Once Michael gains consciousness on the Hyperion and realizes that he’s rocketing toward Mars, his first thought is of his sister with special needs alone back on Earth. But once he’s convinced that she’s being taken care of, he adjusts to his predicament with shocking ease. This kind of narrative shortcut is emblematic of Stowaway as a whole. Rather than explore richer subject matter—such as the aftermath of having the crew’s careful training and complementary socialization thrown out of whack by an interloper, or the ethical quandary involved when at one point Michael is asked to commit suicide—the film keeps returning to the characters trying to solve the conundrum of their oxygen shortage.
A few scenes communicate a sense of the emotional stakes of that struggle, particularly those that emphasize the delicate fragility of Hyperion in the vast black void of space.
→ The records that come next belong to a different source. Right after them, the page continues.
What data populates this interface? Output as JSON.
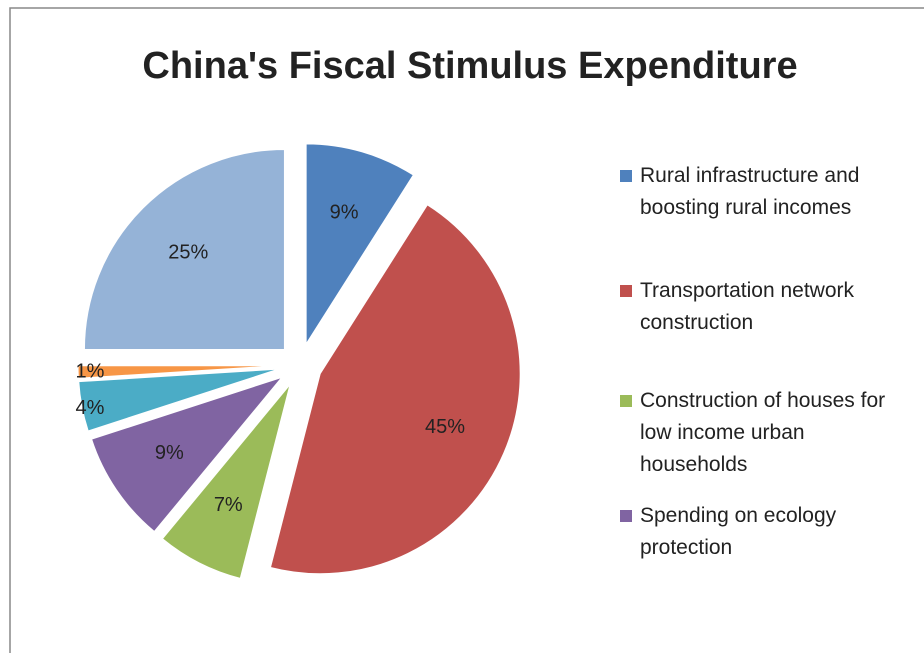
{
  "chart_data": {
    "type": "pie",
    "title": "China's Fiscal Stimulus Expenditure",
    "categories": [
      "Rural infrastructure and boosting rural incomes",
      "Transportation network construction",
      "Construction of houses for low income urban households",
      "Spending on ecology protection",
      null,
      null,
      null
    ],
    "values": [
      9,
      45,
      7,
      9,
      4,
      1,
      25
    ],
    "value_labels": [
      "9%",
      "45%",
      "7%",
      "9%",
      "4%",
      "1%",
      "25%"
    ],
    "colors": [
      "#4f81bd",
      "#c0504d",
      "#9bbb59",
      "#8064a2",
      "#4bacc6",
      "#f79646",
      "#95b3d7"
    ]
  }
}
But aside from the barely developed flirtation between Zoe and Michael, any kind of character exploration or interplay is jettisoned in favor of setting up predictable roadblocks for the crew to overcome and watch them determine who will be the one to make a heroic sacrifice.
Penna’s emphasizing of the characters’ isolation by keeping everything limited to the confines of the Hyperion (we don’t even hear the voices of those in mission control, only the crew’s responses) has the potential to generate tension, but it only amplifies the story’s limitations. In the end, the interplay between the characters is delivered with little of the intensity one would expect from this kind of survival scenario. And as a result, the film starts to resemble an engineering problem where all the answers are preordained and uninteresting. By paring their story down so much, the filmmakers only end up highlighting just how little it contains.